今すぐ花に声をかけて安心させてやりたいという思いもあったが、哲矢にはこの場でそれができない理由があった。
◇
それから、洋助は淡々と事後処理について口にした。
三人は誰が何かを発することなく、ただ黙って彼の話に耳を傾けていた。
「……それで、あとの任は美羽子君が直接引き継ぐことになる。だから哲矢君も心配しないでほしい。大丈夫……。彼女ならしっかりやってくれるよ。部屋に戻ったら帰省の準備を進めてほしい」
「はい。分かりました」
聞き分けのいい子供のように哲矢は素直に頷いてみせる。
それを見て洋助も安心した様子だ。
けれど、あまりの展開の早さについていけない、というのが哲矢の本音であった。
洋助としてもこう指示することは本望ではなかったはずだ、と自分に言い聞かせて、哲矢はなんとか気持ちを落ち着かせる。
彼は優秀な家庭裁判庁の調査官だ。
これ以上、無駄に長居させることは傷を抉り続けることと同義だ、と知っているのだろう。
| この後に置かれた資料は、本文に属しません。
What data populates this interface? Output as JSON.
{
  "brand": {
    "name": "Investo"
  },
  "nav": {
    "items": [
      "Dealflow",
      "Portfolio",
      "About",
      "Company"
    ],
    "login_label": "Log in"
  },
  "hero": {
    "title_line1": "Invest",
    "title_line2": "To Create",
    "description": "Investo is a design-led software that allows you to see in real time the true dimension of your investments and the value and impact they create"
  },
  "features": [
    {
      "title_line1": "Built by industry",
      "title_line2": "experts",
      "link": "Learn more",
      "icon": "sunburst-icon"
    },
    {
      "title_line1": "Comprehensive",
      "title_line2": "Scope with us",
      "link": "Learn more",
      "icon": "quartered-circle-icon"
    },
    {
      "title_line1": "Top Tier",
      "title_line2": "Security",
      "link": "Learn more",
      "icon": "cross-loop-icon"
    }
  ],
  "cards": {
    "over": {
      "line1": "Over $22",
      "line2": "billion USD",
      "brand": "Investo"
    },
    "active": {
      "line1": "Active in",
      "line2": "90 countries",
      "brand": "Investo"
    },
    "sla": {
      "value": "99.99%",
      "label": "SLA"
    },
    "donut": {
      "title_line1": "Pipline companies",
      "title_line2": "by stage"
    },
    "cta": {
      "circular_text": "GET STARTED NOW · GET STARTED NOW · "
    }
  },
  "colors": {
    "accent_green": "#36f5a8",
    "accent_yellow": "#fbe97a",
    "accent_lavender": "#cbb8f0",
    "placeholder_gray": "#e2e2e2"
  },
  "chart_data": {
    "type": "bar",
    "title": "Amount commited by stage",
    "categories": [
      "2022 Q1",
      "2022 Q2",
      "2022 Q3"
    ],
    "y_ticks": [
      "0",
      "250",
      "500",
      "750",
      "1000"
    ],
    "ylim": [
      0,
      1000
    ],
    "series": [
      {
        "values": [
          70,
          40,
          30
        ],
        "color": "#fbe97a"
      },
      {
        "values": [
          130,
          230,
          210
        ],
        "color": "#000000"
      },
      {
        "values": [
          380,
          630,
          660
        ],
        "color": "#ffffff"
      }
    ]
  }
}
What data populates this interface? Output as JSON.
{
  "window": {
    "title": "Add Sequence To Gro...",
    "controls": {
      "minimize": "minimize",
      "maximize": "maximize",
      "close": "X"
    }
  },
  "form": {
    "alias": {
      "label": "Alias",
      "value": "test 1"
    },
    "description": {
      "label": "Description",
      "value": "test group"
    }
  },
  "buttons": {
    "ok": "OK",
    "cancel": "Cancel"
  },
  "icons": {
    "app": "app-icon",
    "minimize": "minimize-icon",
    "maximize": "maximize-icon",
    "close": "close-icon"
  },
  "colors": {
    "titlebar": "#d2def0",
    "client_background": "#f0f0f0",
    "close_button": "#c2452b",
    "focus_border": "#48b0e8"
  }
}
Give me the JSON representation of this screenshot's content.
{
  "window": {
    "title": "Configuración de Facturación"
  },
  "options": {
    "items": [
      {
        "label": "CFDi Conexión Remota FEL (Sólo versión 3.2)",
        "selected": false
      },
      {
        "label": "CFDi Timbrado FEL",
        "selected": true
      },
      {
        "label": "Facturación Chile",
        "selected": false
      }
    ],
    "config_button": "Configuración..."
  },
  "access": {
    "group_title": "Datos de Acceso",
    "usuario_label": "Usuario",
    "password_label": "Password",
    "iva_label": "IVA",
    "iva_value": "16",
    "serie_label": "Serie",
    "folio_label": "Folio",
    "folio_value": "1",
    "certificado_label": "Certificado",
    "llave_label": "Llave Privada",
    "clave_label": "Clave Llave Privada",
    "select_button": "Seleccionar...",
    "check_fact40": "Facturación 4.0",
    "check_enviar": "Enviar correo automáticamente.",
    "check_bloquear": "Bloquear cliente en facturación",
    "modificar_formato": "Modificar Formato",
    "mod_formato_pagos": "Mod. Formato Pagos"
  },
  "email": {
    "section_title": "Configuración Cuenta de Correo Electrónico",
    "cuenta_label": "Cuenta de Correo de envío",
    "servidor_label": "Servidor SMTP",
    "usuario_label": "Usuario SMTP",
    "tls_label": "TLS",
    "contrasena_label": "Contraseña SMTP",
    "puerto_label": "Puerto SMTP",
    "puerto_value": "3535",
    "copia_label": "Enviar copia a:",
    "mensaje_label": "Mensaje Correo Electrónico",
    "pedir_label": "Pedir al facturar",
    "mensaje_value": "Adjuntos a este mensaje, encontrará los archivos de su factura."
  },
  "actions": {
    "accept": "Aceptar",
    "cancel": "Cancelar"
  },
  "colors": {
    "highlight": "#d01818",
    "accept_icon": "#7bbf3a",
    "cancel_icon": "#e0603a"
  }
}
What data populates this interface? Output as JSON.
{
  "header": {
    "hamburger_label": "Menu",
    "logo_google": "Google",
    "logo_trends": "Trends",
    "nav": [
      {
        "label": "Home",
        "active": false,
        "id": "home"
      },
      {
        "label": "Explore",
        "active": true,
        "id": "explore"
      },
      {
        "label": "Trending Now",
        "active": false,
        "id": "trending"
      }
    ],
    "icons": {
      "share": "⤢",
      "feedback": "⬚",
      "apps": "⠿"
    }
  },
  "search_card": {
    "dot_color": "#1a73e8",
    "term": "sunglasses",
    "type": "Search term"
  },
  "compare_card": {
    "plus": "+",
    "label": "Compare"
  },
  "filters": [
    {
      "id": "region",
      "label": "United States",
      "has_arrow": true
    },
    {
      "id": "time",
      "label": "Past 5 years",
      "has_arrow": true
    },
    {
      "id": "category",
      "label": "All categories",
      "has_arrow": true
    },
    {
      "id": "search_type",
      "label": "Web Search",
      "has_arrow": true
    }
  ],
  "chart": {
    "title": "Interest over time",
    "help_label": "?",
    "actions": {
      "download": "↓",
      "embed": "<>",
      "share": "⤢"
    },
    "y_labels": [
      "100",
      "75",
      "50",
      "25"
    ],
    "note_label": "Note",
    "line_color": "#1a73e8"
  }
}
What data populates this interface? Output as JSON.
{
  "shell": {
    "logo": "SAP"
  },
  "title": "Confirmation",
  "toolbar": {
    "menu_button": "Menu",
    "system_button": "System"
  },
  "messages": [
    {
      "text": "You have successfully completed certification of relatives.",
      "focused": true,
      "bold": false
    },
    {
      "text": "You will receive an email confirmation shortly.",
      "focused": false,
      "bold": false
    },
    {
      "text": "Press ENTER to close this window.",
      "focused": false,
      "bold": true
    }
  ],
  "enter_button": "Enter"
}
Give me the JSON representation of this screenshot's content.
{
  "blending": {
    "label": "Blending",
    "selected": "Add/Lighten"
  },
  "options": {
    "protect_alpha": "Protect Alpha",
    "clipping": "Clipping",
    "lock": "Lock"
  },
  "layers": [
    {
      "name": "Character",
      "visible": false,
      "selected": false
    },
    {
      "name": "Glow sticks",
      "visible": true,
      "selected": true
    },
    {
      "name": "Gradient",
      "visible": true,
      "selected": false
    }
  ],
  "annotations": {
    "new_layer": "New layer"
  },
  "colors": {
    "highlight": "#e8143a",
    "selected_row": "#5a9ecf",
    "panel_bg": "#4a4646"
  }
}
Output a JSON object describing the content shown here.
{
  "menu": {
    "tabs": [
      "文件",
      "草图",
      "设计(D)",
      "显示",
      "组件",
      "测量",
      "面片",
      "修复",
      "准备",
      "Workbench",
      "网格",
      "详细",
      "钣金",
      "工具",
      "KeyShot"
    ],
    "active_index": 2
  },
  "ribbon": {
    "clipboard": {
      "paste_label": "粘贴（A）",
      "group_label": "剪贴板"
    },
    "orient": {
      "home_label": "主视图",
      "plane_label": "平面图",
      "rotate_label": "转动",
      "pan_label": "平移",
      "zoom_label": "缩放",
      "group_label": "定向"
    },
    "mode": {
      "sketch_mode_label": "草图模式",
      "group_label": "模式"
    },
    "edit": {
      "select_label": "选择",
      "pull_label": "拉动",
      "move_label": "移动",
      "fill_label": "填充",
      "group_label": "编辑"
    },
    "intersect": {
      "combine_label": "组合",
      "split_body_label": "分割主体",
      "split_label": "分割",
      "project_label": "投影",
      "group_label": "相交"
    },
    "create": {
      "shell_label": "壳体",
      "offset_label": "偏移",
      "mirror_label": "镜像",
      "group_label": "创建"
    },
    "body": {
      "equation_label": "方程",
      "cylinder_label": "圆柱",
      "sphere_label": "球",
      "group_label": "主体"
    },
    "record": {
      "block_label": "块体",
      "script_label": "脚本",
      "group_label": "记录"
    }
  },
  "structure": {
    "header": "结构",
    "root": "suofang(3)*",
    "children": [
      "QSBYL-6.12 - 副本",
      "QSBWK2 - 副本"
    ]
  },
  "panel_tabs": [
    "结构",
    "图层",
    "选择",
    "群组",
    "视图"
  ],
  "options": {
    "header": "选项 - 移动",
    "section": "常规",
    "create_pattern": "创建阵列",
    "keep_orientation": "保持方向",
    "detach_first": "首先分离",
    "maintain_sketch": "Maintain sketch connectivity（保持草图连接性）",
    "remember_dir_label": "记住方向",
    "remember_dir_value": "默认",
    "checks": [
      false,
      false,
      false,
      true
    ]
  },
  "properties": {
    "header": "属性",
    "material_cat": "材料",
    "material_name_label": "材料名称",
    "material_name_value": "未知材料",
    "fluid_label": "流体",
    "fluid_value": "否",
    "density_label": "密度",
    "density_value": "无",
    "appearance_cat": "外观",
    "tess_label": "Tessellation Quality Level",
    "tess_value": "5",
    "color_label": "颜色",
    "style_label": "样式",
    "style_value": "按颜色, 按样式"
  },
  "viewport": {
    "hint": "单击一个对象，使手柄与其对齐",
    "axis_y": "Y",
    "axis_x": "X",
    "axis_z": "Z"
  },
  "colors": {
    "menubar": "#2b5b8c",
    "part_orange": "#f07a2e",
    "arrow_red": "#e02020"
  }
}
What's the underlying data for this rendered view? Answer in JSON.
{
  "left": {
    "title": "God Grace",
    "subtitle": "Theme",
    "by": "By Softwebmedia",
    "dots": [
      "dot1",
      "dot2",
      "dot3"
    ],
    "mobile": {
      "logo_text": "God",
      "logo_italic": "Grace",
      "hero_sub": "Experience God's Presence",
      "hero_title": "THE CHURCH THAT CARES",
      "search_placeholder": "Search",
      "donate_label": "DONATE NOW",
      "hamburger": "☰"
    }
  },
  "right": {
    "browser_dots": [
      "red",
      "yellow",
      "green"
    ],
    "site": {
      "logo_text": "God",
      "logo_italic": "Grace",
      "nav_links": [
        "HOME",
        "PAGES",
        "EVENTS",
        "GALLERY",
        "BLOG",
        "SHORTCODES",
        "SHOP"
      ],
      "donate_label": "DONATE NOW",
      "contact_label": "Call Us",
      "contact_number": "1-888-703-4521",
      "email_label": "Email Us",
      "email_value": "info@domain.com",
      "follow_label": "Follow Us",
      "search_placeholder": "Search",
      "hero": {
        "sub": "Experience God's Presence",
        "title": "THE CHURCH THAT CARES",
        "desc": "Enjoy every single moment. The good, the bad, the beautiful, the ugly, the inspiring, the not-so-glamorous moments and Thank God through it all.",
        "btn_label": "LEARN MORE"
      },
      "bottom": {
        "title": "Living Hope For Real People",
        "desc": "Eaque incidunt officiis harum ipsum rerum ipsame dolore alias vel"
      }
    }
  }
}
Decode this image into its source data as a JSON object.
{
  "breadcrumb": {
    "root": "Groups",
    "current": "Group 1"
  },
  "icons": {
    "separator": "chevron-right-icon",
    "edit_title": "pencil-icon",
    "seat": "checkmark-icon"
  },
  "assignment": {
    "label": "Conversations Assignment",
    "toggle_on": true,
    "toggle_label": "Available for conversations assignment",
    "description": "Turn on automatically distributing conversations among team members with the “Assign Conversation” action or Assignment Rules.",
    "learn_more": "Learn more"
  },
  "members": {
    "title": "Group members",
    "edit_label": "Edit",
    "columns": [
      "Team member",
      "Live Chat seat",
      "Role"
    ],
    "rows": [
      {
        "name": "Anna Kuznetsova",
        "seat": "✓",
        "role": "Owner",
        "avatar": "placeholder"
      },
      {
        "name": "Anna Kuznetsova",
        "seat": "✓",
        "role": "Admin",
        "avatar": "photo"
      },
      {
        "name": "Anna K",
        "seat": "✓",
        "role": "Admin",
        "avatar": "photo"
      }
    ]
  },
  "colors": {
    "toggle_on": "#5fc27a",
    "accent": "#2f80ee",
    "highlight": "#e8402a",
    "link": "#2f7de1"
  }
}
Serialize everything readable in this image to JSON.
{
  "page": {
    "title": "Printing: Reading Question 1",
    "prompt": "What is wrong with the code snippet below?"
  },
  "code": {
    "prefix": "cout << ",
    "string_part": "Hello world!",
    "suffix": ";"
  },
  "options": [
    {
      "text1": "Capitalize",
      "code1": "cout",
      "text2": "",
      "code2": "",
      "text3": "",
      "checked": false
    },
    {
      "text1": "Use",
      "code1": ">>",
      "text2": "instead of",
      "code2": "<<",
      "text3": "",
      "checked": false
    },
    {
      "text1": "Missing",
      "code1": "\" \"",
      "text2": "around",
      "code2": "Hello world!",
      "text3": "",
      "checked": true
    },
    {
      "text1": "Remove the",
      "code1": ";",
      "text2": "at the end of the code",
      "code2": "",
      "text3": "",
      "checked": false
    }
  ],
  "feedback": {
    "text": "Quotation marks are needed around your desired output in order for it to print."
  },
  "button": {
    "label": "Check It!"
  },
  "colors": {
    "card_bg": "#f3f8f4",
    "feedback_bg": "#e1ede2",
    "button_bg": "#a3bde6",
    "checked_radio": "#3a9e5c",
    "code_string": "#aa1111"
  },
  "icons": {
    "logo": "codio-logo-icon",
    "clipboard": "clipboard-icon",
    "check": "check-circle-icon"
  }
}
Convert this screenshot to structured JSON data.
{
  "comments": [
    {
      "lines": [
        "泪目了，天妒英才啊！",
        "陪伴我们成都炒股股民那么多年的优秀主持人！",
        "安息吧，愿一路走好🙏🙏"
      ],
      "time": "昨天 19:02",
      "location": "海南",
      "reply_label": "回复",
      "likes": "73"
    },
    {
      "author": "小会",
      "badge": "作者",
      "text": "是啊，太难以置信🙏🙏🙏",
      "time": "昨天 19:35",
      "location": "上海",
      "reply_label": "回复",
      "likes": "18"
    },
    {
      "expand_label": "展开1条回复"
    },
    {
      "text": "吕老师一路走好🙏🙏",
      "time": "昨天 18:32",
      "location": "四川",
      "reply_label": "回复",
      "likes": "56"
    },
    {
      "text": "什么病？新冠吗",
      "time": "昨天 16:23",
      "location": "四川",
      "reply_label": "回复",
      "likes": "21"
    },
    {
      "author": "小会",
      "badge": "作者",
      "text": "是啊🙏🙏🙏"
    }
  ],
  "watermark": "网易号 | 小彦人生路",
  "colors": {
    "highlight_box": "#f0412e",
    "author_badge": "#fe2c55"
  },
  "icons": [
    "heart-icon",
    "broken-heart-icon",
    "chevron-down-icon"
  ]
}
だから、あえて無常な言葉を連ねて早めの退去を促しているのだ。
その方が傷も少なくて済むわけだから。
しかし、哲矢は彼の好意を上手く受け取れずにいた。
(分かってる。分かってるけど……)
その時、メイの曇った表情が哲矢の視界に飛び込んでくる。
花と同じように彼女も今後のことについて不安に感じているのかもしれない。
いつもの饒舌さは鳴りを潜めているのだった。